Thai Green Curry

Thai Green Curry

⚡ Quick 🍛 Weeknight Win 🔥 Flavour Bomb
⏱️ 30 minutes 🍽️ Serves 4 👨‍🍳 Easy

The Story

Thai green curry is proof that weeknight dinners don't have to be boring. Creamy coconut, aromatic curry paste, fresh veg, and protein all coming together in one pot in 30 minutes flat? That's what I call a midweek miracle!

This is the curry that saved me from the "what's for dinner?" spiral. It's faster than waiting for delivery, tastier than anything you'd order, and makes you feel like a cooking genius even when you're running on empty. Plus, it's crazy adaptable — swap the protein, change up the veg, make it as spicy as you dare.
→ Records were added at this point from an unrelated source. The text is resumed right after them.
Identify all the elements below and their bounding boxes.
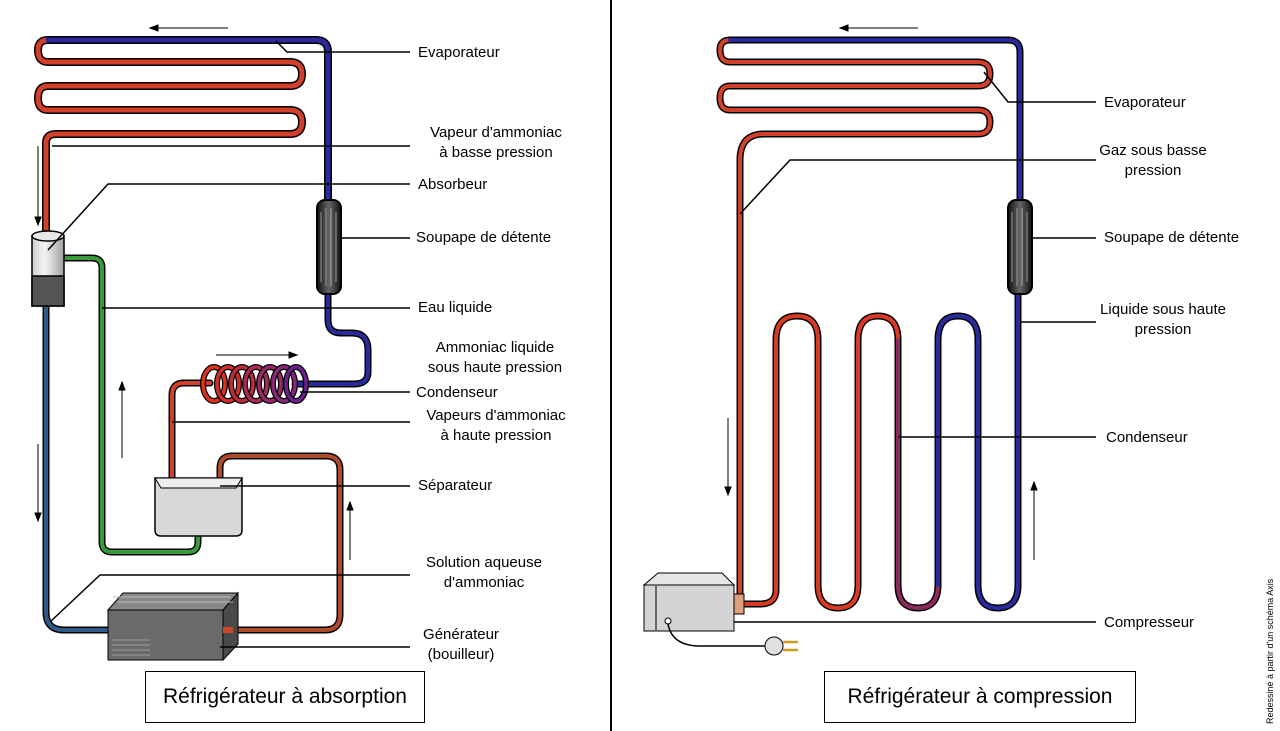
compressor-unit — [642, 572, 798, 656]
label-liquide-line1: Liquide sous haute — [1100, 301, 1226, 318]
label-compression-evaporateur: Evaporateur — [1104, 94, 1186, 111]
label-absorption-soupape: Soupape de détente — [416, 229, 552, 246]
label-absorption-condenseur: Condenseur — [416, 384, 498, 401]
label-solution-line2: d'ammoniac — [443, 574, 525, 591]
label-absorbeur: Absorbeur — [418, 176, 488, 193]
label-solution-aqueuse: Solution aqueuse d'ammoniac — [414, 553, 554, 593]
compression-diagram — [716, 36, 1024, 612]
label-ammoniac-liquide-line2: sous haute pression — [427, 359, 563, 376]
solution-return-pipe — [44, 298, 110, 632]
label-vapeurs-hp-line1: Vapeurs d'ammoniac — [426, 407, 566, 424]
label-vapeurs-haute-pression: Vapeurs d'ammoniac à haute pression — [410, 406, 582, 446]
absorber-vessel — [31, 230, 65, 307]
label-gaz-line1: Gaz sous basse — [1099, 142, 1207, 159]
label-vapeurs-hp-line2: à haute pression — [440, 427, 552, 444]
compression-flow-arrows — [724, 24, 1038, 560]
hot-vapour-pipe — [170, 381, 212, 480]
label-solution-line1: Solution aqueuse — [426, 554, 542, 571]
label-vapeur-basse-pression: Vapeur d'ammoniac à basse pression — [416, 123, 576, 163]
label-generateur-line2: (bouilleur) — [427, 646, 495, 663]
label-gaz-basse-pression: Gaz sous basse pression — [1098, 141, 1208, 181]
absorption-leader-lines — [47, 40, 410, 648]
absorption-flow-arrows — [34, 24, 354, 560]
label-compresseur: Compresseur — [1104, 614, 1195, 631]
liquid-ammonia-pipe — [293, 288, 370, 386]
absorption-expansion-valve — [316, 199, 342, 295]
label-generateur-line1: Générateur — [423, 626, 499, 643]
caption-absorption: Réfrigérateur à absorption — [145, 671, 425, 723]
water-pipe — [60, 256, 200, 554]
label-compression-soupape: Soupape de détente — [1104, 229, 1240, 246]
label-ammoniac-liquide: Ammoniac liquide sous haute pression — [410, 338, 580, 378]
generator-box — [106, 591, 240, 662]
generator-loop-pipe — [218, 454, 342, 632]
compression-expansion-valve — [1007, 199, 1033, 295]
absorption-evaporator-coil — [34, 36, 332, 262]
separator-vessel — [154, 477, 243, 537]
label-liquide-haute-pression: Liquide sous haute pression — [1098, 300, 1228, 340]
label-gaz-line2: pression — [1124, 162, 1182, 179]
label-absorption-evaporateur: Evaporateur — [418, 44, 500, 61]
credit-text: Redessiné à partir d'un schéma Axis — [1265, 578, 1275, 724]
label-vapeur-bp-line2: à basse pression — [439, 144, 553, 161]
label-separateur: Séparateur — [418, 477, 493, 494]
label-ammoniac-liquide-line1: Ammoniac liquide — [435, 339, 555, 356]
absorption-diagram — [34, 36, 372, 634]
compression-leader-lines — [734, 71, 1096, 623]
label-vapeur-bp-line1: Vapeur d'ammoniac — [430, 124, 562, 141]
label-eau-liquide: Eau liquide — [418, 299, 493, 316]
absorption-condenser-coil — [200, 364, 309, 404]
label-liquide-line2: pression — [1134, 321, 1192, 338]
label-compression-condenseur: Condenseur — [1106, 429, 1188, 446]
label-generateur: Générateur (bouilleur) — [414, 625, 508, 665]
caption-compression: Réfrigérateur à compression — [824, 671, 1136, 723]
Perfect for those nights when you need something comforting, flavourful, and ready FAST. Serve it over jasmine rice with a cold beer and watch the stress of the day melt away. This is the dinner party-worthy food that doesn't require a dinner party level of effort!

What You'll Need

  • 2 tablespoons vegetable oil
  • 3-4 tablespoons green curry paste
  • 600ml coconut cream
  • 1 cup chicken or vegetable stock
  • 500g chicken thigh fillets, sliced (or tofu for veggie)
  • 200g green beans, trimmed and halved
  • 1 red capsicum, sliced
  • 1 small eggplant, cubed
  • 1 tablespoon fish sauce
  • 1 tablespoon palm or brown sugar
  • Juice of 1 lime
  • Handful Thai basil leaves
  • Fresh coriander, to serve
  • Jasmine rice, to serve

Let's Make Magic

1

Get your rice on first — nothing worse than curry ready with no rice! Follow the packet instructions and keep it warm.

2

Heat the oil in a large wok or deep pan over medium-high heat. Add the curry paste and fry for 1-2 minutes until it smells incredible and your eyes start to water a little (that's the good stuff!).

3

Pour in about half the coconut cream and stir it through the curry paste. Let it bubble and reduce for 2-3 minutes. The oil will start to separate — that's when you know it's getting good!

4

Add the chicken and stir to coat in the curry goodness. Cook for 3-4 minutes until it starts to turn opaque.

5

Pour in the remaining coconut cream and the stock. Add the green beans, capsicum, and eggplant. Bring to a gentle simmer.

6

Season with fish sauce and sugar. Taste and adjust — you want that perfect balance of salty, sweet, and spicy. Cook for 8-10 minutes until the chicken is cooked through and the veg is tender but still has bite.

7

Remove from heat and stir through the lime juice and Thai basil. The basil will wilt beautifully in the residual heat.

8

Serve over fluffy jasmine rice, scatter with fresh coriander, and maybe a lime wedge on the side. Get ready for everyone to ask for seconds!